Угрюмый старик с изумлением смотрит на меня. Говорит наставительно:
— Вспомни, когда тебя принимали на работу, я тебе помогал. Я думал — ты взрослый человек. А ты мальчишка! — И он начинает по номерам складывать свои тетрадки.
Я вскакиваю со скамейки, пытаюсь в бешенстве наговорить ему кучу гадостей.
Но он опережает меня:
— Вспомнишь, вспомнишь наш разговор!..
Я свищу.
— Ну, когда я буду в твоем возрасте, пожилым человеком, мне будет плевать — кто заботится о мелочах, кто стоит за прилавком.
— Разве сорок семь лет — уже пожилой, старый человек? Видишь — крепко еще стою на ногах.
А я-то думал, что ему около шестидесяти! Никогда толком не могу разобраться в возрасте людей. Всегда ошибаюсь.
Махнув рукой на Саакова, я вылетаю из барака, хлопнув дверью.
«К черту! Никому ни одной строчки!» — Сунув руку в карманы, я иду к берегу.
Мне издалека подмигивает маяк на острове Нарген. Прохладой и порывами ветер встречает море. Видимо, норд уже кружит где-то посреди Каспия.
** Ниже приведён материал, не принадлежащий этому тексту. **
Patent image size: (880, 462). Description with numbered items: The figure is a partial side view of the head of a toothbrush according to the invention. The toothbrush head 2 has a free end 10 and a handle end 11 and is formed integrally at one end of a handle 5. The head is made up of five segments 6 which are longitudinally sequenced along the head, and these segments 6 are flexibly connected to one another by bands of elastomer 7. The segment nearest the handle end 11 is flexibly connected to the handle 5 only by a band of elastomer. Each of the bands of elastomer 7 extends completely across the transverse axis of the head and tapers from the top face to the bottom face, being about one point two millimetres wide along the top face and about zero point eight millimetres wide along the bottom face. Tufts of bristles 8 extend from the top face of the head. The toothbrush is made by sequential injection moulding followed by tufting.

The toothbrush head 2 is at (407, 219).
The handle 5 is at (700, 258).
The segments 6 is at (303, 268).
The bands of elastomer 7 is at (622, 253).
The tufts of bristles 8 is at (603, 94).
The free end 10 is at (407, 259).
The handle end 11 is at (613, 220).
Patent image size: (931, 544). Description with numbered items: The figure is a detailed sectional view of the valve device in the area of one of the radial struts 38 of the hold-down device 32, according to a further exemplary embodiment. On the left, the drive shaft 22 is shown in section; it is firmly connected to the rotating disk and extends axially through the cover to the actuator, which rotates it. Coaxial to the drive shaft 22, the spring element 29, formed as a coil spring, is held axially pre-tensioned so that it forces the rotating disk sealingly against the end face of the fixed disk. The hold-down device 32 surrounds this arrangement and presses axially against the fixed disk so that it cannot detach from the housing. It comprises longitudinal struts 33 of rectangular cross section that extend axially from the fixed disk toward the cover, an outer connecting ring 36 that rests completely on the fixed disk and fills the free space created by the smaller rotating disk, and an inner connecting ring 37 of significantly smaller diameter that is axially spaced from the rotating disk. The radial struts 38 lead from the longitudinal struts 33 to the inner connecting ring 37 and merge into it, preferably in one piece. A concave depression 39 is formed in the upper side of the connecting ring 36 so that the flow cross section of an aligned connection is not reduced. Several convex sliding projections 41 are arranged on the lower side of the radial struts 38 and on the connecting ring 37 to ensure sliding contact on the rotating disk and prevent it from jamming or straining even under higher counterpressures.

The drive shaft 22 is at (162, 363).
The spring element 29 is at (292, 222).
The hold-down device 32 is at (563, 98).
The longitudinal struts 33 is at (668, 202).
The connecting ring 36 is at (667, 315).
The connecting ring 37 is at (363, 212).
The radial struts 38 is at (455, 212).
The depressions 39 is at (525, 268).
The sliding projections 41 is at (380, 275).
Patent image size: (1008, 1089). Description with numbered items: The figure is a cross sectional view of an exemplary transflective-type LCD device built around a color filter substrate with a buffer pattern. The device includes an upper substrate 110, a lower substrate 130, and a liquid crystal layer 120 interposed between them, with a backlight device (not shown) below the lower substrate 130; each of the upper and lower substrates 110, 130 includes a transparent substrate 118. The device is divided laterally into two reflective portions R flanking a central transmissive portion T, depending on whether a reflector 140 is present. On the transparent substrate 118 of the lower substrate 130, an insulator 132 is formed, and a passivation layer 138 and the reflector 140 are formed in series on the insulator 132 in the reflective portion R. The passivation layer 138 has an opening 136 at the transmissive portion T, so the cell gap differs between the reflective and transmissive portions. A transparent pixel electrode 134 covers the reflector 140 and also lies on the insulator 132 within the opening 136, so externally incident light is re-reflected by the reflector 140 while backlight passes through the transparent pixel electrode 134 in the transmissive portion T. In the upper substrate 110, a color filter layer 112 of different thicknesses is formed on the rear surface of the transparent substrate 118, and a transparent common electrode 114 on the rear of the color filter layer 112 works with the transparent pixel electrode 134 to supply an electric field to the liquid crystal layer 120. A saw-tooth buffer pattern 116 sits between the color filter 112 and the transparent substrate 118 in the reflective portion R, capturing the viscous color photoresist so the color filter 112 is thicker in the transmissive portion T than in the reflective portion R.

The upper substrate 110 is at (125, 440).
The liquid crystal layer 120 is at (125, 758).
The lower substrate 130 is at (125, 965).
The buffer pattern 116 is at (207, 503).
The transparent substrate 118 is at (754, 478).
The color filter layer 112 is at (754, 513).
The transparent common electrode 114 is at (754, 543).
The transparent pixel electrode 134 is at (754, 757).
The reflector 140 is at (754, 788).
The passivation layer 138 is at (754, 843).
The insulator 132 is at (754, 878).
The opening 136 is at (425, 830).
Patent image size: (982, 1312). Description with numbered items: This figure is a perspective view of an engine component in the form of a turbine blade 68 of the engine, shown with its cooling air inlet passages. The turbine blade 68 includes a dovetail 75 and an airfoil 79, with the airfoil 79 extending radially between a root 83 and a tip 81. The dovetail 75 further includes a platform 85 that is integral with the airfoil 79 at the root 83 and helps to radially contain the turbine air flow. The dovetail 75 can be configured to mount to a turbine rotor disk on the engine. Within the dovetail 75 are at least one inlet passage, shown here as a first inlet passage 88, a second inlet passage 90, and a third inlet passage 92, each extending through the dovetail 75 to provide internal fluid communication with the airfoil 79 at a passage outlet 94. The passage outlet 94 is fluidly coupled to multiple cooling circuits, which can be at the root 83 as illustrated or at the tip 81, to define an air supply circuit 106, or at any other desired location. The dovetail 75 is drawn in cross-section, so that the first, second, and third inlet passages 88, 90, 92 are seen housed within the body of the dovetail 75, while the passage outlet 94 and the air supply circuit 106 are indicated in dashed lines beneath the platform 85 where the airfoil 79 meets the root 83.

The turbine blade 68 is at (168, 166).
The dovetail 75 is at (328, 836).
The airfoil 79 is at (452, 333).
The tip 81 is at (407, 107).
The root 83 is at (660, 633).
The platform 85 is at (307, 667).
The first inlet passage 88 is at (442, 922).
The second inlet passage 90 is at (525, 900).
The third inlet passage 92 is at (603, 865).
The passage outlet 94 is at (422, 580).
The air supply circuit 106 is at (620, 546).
Я сажусь у самого края берега. Смотрю на воду. Она густая, черная, тяжело переливается при свете пристанских огней рыбного холодильника. Интересно бы знать, какой толщины слой мазута у берега? То-то без всякой охоты подходят сюда грузовые и пассажирские пароходы. Горе для боцманов! Горе и для матросов! Им долго потом приходится подкрашивать белилами корпус парохода.
Удивительная способность у Каспия: своей воркотней у прибрежных камней успокаивать человека.
Я пытаюсь разобраться в происшедшем. Отчего я взорвался в разговоре с Угрюмым стариком? Откуда у меня эта раздражительность?
Смутно догадываюсь: оттого, что не сумел как следует ему ответить. От неверия старика в нашу жизнь. От желания повернуть ее назад, к старому. От неверия в людей. Нет, не зря его Зара, кажется, воюет с ним, не зря.
Позади я слышу вкрадчивые шаги. Оборачиваюсь — Конопатый!.. Вбираю голову в плечи. Его угрюмый вид всегда внушает мне страх, хотя у нас никогда не было никаких столкновений и бояться мне как будто бы нечего.
Садится рядом. Не сбросит ли он меня в воду? Тут, кричи не кричи, никто не прибежит на помощь.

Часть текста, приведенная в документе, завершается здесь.